Kurekatkan lagi sweeter unguku. Masih ada satu pertanyaan yang mengganjal dalam
benakku. Siapa wanitamu sekarang Bi?
“Aku sudah belajar melupakan Prita, Fen. Dan sekarang aku
juga sudah mendapatkan yang baru,” katamu seraya membenahi letak kacamata
minusmu. Aku melengos.
“Bi, kenapa laki-laki begitu mudah melupakan wanita yang
pernah mengisi hidupnya? Padahal bagi kami kaum perempuan akan sangat sulit
untuk melupakan orang yang pernah dicintainya. Bisa memang untuk lupa, namun
tak cukup waktu yang sebentar,” ujarku pelan. Kau memandangku, dalam. Aku
terkesikap.
“Untuk wanita yang tulus mencintai mungkin akan bersikap
seperti yang kau paparkan barusan Fen. Tapi untuk wanita sekelas Prita, aku
akan mudah melupakannya. Untuk apa masih mengingat orang yang sudah menyakiti,
bahkan dengan jelas sudah tidak mencintai kita lagi Fen? Bukankah itu hal yang
sia-sia saja?”
“Mungkin bagimu sia-sia, tapi bagiku tidak!” Aku lantas
menutup mulut. Bagaimana bisa aku begitu ceroboh? Untung aku tak keceplosan
apapun di hadapanmu Bi.
“Maksudmu apa Fen?” Ada raut penasaran dalam wajahmu.
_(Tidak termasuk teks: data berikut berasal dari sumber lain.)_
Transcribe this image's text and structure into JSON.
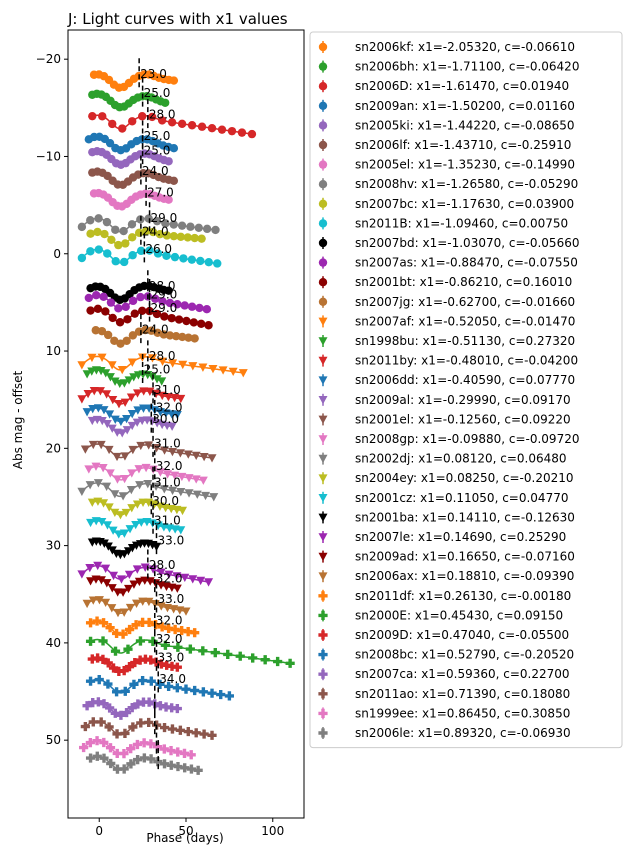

“Bukan apa-apa Bi. Lupakan saja.”
“Kau selalu seperti itu Fen. Bahkan sejak kita pertama
bertemu dulu, sampai kita bersama sekarang. Kenapa aku begitu bodoh, tak
melihat yang ada dihadapanku, malah mencari yang lain.”
“Maksud kamu Bi?” Aku penasaran. Sungguh-sungguh penasaran.
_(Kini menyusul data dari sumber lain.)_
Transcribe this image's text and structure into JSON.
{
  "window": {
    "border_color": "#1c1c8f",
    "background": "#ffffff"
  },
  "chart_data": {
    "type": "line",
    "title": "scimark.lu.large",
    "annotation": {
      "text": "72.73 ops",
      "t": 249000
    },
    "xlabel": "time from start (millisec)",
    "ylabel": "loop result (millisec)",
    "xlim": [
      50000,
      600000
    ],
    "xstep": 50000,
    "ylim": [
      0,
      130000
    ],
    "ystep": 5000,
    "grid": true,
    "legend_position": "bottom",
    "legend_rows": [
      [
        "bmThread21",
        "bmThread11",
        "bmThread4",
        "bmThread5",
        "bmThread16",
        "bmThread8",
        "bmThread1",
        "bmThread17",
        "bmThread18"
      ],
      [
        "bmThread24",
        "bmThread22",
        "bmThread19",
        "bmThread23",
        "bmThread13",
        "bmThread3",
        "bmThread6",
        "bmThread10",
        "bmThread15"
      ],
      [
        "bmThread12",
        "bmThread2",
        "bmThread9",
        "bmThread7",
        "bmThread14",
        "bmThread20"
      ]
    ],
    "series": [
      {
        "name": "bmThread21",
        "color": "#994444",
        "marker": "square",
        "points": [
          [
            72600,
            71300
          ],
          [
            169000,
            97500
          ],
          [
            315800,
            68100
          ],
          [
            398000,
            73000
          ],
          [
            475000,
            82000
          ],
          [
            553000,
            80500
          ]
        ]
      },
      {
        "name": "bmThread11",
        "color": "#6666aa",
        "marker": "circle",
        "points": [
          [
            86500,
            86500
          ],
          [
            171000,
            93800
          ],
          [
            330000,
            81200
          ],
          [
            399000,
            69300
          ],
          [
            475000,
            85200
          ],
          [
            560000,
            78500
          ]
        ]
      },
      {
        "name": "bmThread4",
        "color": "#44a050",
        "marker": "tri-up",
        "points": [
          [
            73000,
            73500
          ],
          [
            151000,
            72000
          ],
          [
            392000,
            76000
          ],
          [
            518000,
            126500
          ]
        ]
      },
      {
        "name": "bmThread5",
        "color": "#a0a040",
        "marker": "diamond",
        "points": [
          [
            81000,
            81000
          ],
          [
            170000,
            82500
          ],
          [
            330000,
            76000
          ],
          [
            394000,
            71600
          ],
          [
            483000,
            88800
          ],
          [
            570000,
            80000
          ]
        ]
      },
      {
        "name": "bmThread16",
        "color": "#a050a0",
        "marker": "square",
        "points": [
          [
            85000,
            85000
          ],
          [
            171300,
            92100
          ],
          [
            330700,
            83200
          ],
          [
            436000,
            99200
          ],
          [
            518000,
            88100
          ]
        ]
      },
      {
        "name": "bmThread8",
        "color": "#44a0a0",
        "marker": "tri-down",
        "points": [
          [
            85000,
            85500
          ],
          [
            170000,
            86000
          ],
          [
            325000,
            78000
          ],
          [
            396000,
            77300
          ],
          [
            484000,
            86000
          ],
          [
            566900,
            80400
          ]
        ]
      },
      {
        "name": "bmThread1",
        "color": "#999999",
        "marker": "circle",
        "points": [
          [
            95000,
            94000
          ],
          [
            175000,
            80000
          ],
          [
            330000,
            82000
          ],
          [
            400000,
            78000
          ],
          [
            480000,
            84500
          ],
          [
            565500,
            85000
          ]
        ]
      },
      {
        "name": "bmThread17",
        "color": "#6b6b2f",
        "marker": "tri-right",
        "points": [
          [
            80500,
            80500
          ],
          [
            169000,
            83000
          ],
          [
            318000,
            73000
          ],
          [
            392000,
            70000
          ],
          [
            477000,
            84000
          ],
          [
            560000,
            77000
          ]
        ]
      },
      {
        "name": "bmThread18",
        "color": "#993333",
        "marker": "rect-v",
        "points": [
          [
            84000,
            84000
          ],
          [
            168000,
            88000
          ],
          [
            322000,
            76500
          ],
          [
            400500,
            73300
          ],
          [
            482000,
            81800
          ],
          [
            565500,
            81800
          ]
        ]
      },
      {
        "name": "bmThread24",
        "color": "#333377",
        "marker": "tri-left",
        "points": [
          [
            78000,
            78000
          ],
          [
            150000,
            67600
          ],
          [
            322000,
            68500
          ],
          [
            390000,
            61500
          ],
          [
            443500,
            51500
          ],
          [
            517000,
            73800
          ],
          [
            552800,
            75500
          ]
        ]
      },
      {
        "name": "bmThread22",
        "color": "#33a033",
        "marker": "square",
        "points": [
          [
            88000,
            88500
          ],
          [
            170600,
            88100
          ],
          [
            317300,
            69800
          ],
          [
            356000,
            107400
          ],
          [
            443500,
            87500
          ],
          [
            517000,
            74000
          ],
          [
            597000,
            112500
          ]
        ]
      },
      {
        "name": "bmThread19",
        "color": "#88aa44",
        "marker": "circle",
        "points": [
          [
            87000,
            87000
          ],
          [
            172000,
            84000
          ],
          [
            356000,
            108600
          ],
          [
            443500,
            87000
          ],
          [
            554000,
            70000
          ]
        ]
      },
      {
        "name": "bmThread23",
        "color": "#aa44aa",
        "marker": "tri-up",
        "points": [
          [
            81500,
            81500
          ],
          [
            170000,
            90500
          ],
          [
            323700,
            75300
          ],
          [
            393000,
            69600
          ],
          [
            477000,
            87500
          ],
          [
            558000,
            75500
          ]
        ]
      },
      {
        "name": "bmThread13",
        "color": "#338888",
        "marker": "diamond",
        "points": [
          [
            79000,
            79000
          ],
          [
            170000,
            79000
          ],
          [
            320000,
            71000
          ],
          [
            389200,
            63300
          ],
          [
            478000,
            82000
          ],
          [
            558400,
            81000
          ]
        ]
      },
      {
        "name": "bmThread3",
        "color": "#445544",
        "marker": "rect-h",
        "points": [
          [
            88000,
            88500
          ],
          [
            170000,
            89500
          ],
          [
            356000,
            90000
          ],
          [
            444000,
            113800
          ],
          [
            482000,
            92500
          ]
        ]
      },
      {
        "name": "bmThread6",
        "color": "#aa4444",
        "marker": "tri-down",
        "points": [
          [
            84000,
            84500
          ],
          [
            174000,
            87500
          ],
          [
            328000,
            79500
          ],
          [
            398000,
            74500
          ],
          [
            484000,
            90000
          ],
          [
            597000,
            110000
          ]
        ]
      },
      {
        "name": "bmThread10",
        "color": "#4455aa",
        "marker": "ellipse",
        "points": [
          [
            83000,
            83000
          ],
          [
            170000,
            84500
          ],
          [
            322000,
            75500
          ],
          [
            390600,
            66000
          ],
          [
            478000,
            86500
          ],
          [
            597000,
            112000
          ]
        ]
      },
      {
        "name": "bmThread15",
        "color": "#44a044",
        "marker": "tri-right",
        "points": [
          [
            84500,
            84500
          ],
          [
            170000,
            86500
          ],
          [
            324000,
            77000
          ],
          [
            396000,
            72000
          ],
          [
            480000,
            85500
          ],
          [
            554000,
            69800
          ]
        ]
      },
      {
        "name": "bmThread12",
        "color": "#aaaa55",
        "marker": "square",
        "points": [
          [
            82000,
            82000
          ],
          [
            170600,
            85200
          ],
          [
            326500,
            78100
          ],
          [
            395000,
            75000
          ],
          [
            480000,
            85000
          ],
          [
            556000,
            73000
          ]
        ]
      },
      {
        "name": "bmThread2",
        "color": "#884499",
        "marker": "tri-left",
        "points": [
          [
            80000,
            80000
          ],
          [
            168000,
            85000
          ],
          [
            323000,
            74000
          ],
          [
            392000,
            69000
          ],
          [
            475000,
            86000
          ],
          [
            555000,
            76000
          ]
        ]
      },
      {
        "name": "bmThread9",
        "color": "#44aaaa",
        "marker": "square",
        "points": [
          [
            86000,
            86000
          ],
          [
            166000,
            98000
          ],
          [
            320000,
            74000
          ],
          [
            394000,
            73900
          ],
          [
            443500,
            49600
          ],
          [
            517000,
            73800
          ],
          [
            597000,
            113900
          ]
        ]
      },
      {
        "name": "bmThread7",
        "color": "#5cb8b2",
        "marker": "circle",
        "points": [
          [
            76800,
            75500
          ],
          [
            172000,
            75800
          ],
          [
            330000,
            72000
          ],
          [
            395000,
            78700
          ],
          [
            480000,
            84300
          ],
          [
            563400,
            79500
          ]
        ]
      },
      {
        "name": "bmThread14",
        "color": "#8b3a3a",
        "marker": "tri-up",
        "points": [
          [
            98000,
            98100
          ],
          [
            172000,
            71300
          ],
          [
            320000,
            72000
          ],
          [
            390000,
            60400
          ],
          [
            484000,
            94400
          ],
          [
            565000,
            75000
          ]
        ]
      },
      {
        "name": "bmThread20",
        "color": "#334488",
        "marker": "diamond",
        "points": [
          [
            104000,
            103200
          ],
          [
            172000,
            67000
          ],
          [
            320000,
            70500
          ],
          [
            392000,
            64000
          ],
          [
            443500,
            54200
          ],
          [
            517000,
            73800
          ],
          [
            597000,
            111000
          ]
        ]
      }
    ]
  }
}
Kau hanya tersenyum dan memandangku sekilas. “Aku sudah
menemukannya. Menemukan dia yang tulus mencintaiku, menyayangiku bahkan disaat
aku melakukan banyak hal bodoh, dia masih tetap menyayagiku. Belum pernah aku
menemui orang seperti dia. Mungkin dia orang yang paling tepat untuk
mendampingiku selamanya, Fen.” Ngilu batinku mendengarnya. Kutahan air mataku
agar tak jatuh. Aku hanya mempu menunduk. Dan sesekali tersenyum. Yaa.. Senyum
yang kupaksakan.
“Bolehkah aku tahu siapa wanita yang beruntung mendapatkanmu
itu Bi?” tanyaku dengan suara bergetar menahan tangis.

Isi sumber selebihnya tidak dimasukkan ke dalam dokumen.